How to find $p(a \mid b \cap c)$ given $p(a \mid b)$ and $p(a \mid c)$?

Question

How to find $p(a \mid b \cap c)$ given $p(a \mid b)$ and $p(a \mid c)$?

Can this be done? I'm trying to write code for a simulation where an event a might be dependent two or more other known events.

For example, if $A$ happens .5 of the time when $B$ happens, and .8 of the time when C happens, what are the odds of $A$ if both $B$ and C already happened? Can I figure that out?

Answer 1

(Standard notation for probability theory tends to use uppercase letters for events so I will write A,B,C instead of a,b,c in this answer.)

It's going to depend on the specific events $A,B,C$ and how they depend on each other. Based on your comment on my deleted post it seems you know lots of conditional probabilities, such as $P(B|C)$ and $P(C|B)$, so maybe you are interested in an approach like this.

By the definition of conditional probability, $$ P(A | B \cap C) = \frac{P(A \cap B \cap C)}{P(B \cap C)} .$$

You can calculate $P(B \cap C)$ from $P(B|C)$ and $P(C)$, for example:

$$ P(B \cap C) = P(B|C) P(C) .$$

You can calculate $P(A \cap B \cap C)$ also in lots of different ways.
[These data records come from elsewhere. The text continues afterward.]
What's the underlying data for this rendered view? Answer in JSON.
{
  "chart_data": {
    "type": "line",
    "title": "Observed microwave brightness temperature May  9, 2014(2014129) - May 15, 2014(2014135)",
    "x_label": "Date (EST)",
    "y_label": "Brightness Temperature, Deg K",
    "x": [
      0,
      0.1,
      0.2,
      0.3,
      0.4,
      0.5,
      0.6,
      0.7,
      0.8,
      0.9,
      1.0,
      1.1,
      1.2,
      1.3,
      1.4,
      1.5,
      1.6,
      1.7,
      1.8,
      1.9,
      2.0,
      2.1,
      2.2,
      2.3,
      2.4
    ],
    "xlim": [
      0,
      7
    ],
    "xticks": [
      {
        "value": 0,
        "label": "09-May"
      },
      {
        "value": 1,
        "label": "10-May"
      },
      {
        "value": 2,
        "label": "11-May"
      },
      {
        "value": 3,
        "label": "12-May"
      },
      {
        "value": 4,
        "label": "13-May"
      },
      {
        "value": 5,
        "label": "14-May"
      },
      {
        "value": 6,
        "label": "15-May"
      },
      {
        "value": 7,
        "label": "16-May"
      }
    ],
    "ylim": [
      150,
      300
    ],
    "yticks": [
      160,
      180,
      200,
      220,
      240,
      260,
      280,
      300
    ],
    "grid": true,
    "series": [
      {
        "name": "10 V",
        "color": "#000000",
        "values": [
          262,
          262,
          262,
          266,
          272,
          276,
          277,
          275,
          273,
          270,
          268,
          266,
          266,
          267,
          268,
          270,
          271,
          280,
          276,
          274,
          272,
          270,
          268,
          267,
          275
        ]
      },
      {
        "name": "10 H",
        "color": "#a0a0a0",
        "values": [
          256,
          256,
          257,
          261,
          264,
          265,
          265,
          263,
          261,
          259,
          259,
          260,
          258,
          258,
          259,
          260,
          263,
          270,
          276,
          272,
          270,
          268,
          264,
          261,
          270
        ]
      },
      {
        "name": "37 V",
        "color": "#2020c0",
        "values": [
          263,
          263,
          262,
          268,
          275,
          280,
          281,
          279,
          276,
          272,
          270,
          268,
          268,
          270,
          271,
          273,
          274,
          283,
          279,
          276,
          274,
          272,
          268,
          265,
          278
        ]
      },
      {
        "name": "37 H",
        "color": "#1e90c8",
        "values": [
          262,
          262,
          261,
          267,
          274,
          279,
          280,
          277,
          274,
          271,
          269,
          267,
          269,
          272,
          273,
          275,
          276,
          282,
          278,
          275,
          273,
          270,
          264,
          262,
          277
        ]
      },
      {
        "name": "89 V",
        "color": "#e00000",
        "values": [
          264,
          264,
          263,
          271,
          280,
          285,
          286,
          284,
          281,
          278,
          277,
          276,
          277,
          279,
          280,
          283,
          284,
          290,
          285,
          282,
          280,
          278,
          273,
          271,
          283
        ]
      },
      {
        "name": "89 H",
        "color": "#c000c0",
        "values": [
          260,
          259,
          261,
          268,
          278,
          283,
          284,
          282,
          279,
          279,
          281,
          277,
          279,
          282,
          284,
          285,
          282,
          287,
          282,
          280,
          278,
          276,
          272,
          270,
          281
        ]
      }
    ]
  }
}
For example

$$ P(A \cap B \cap C) = P(C) P(A \cap B | C) .$$

Plugging these in gives $$ P(A | B \cap C) = \frac{P(A \cap B | C)}{P(B|C)} .$$

Answer 2

I obtain answer in some particular case, if it helps in someway.

Suppose $b,c$ are independent i.e.$P(bc)=P(b)P(c)$. Then $$P(a|bc)=\frac{P(abc)}{P(ac)P(ab)}\cdot P(a|b)P(a|c)$$ Is "coefficient" $\frac{P(abc)}{P(ac)P(ab)}$ convenient?

In general case, when we know nothing more, then $P(a|bc)$ can be any:

1. if $a \subset bc \Rightarrow P(a|bc) =1$
2. if $a \cap bc=\emptyset \Rightarrow P(a|bc) =0$